February 21st, 2023 Going hard on low latency, massive scale, with multiple regions By Jeffrey M. Barber

Recently, I optimized the CDN for a single region, and the task of going to multiple regions is non-trivial. I’ve thought about this in the past since the platform is a mess with respect to multiple regions. I thought about what massive scale would mean. The task at hand is to lower latency in a multi-region context at massive scale. Today, I write up the thoughts as a ramble. Don’t expect much.

The multi-region mess has been well documented, and I recently experimented with a planetscale database located in Oregon with a machine in Kansas City. This new setup had a p95 latency of 600ms which was both expected and unexpected. However, by re-introducing the caching hack the latency dropped to 6ms. Now, it makes sense to revisit some prior assumptions.

The first hard truth is that caching anything without talking to the Adama service is exceptionally hard. We can try to formalize the caching protocol between the web tier and Adama, but this will be confusing and doesn’t solve for cross-region latency in the cold case. Instead, the ideal is to replicate the document from the origin region to remote regions. We can do this by having Adama tail the origin’s data stream. This way, the web tier always talks to Adama within the remote region and the core trade-off is consistency. Beyond replication, there is a key difficulty in how long to keep the replica alive within a region. This is yet another policy variable as it does directly translate to customer cost.

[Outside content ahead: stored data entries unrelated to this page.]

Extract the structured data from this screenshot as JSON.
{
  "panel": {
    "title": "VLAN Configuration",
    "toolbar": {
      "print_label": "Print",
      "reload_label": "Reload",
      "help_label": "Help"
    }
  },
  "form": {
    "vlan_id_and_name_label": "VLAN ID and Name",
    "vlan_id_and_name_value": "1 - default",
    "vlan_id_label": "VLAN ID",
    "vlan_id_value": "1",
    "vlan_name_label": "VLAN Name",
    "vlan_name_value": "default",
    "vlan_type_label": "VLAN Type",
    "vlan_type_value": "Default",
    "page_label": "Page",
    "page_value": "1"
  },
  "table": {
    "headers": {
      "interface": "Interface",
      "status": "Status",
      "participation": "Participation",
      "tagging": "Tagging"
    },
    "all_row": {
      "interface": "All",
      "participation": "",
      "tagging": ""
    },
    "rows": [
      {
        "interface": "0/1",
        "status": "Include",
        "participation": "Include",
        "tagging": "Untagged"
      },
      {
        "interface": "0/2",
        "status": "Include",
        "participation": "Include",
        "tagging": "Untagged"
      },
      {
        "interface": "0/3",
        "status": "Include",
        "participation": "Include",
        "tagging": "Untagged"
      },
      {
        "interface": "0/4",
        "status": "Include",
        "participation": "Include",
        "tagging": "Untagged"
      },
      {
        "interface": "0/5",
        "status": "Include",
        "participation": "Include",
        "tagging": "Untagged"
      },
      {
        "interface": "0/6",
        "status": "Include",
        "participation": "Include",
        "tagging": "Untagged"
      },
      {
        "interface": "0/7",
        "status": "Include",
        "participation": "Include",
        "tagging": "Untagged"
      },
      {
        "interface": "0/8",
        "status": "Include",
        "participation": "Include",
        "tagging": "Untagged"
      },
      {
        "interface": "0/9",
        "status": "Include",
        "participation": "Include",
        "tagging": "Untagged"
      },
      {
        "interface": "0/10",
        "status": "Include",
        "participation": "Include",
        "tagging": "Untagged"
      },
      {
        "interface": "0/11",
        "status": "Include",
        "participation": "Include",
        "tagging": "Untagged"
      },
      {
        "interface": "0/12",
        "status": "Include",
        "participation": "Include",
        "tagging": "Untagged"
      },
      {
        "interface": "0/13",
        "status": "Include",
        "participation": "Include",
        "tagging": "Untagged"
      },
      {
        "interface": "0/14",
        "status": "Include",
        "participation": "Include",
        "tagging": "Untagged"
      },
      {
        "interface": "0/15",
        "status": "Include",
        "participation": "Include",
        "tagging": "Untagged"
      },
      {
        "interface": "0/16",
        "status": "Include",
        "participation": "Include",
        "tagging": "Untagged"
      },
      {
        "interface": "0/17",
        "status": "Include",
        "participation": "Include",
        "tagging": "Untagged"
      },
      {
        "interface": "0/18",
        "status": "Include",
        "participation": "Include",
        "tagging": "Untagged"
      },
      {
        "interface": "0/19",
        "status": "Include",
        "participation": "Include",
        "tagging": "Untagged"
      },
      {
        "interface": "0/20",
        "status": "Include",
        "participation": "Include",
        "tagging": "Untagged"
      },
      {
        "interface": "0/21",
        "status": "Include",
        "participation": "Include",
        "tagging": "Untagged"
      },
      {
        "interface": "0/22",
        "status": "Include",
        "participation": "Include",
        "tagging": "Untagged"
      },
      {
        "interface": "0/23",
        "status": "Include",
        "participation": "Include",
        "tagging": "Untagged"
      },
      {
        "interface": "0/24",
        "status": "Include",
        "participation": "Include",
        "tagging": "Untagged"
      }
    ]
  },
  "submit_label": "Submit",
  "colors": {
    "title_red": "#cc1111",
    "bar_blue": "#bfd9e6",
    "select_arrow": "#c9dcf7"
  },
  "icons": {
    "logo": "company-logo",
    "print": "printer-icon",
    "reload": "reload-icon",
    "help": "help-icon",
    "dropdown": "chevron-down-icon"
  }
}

The regional replica is the keystone for massive scalability, and the key trick is to figure out when to go beyond a single replica within region. This is, at core, a protocol issue between the web tier and Adama fleet. First, for massive scale, we will require a new method which centers around reading a document at infinite scale. This new method will then opt-in to tailing a read replica, and there is some relatively simple math for how to bring more replicas on-board. This will assume capacity management keeps up with the demand (which is a big if).

The above work will require tweaking the protocol between the web tier and Adama, and this is the opportunity to rethink latency and cross region. Fortunately, the latency between the web tier and Adama is low, so we simplify the client to Adama interaction. We remind ourselves, in the current design, there is a single global master for an individual document. The source of truth is held within the global MySQL database. The multi-region design currently makes that lookup very expensive.

First, we identify the scenarios of where data may be located.

scenario name requestor location
cold any region archive
warm region=X region=X
warm-remote region=X region=Y

The core question now is what can we cache and where we cache to minimize the global lookups. The current code has the web tier checking with MySQL, but this is no good. As previously discussed, this should be a call to Adama within region using optimistic placement rules. The web tier will guess using a variety of heuristics which Adama host to chat to, and Adama will respond with either a host within the region or another region along with the host. We need to add the plumbing such that the remote side can intercept the host to use as this will minimize the need to re-guess which host to talk to.

The heuristics that the web tier will be a form of rendezvous hashing based on the accumulated mapping for spaces to Adama hosts (there is a gossip protocol between web tier and Adama where web tier has a complete mapping of all spaces to all hosts). An important idea at play is that the hashing should be accurate during stable times of peace, so this should minimize latency. However, we need to handle the really cold case where Adama hasn’t even loaded the space yet. Here, we need Adama to detect a space it hasn’t seen before and then download and deploy the code.

We need to implement the findbind operation such that with one MySQL transaction we either look up the record OR bind the record to the requesting host. This operation can be cached within Adama for some time, and the Adama host needs to know if it acquired the host.

scenario name behavior
cold the host is elected as the master, returns itself
warm the host returns the another host to talk to within region
warm-remote the host returns another region to talk to along with the optimistic host

Generally speaking, caching is problematic. We consider two scenarios.

First, the source of truth transitions to archive; here, the staleness of the cache will guarantee that resurrection of that host as the master. This stickiness makes load shedding more complicated, so the protocol between web and Adama requires some degree of flexibility to adapt to changing circumstances. Fortunately, we control the protocol between web and Adama and can bounce around a few times to find the correct host.

Second, the source of truth transitions to archive and then do a different host. Here, we find the load shedding protocol again. The key here is that when talking to a host, it needs the flexibility to point to a different host. The host that transitioned it to archive can either forward directly or talk to source of truth.

The key is that the protocol must, to some degree, allow redirects. The interesting aspect is measuring service health by the number of bounces that have occurred between web and Adama due to stale caching, and then setting a hard limit.

For the end game, the web tier will never consult the database, and Adama is then responsible for talking to the database. An Adama host will know absolutely if it is the correct host, and it can cache pointers for the web tier to chase down. If those pointers are wrong, then the other Adama host will forward. We should detect cyclic references, and then either elevate the next request to invalid a cache or fail the request and monitor it.

I have my work cut out for me. Once this bit of engineering is finished, I intend to focus on the macro game rather than just writing code.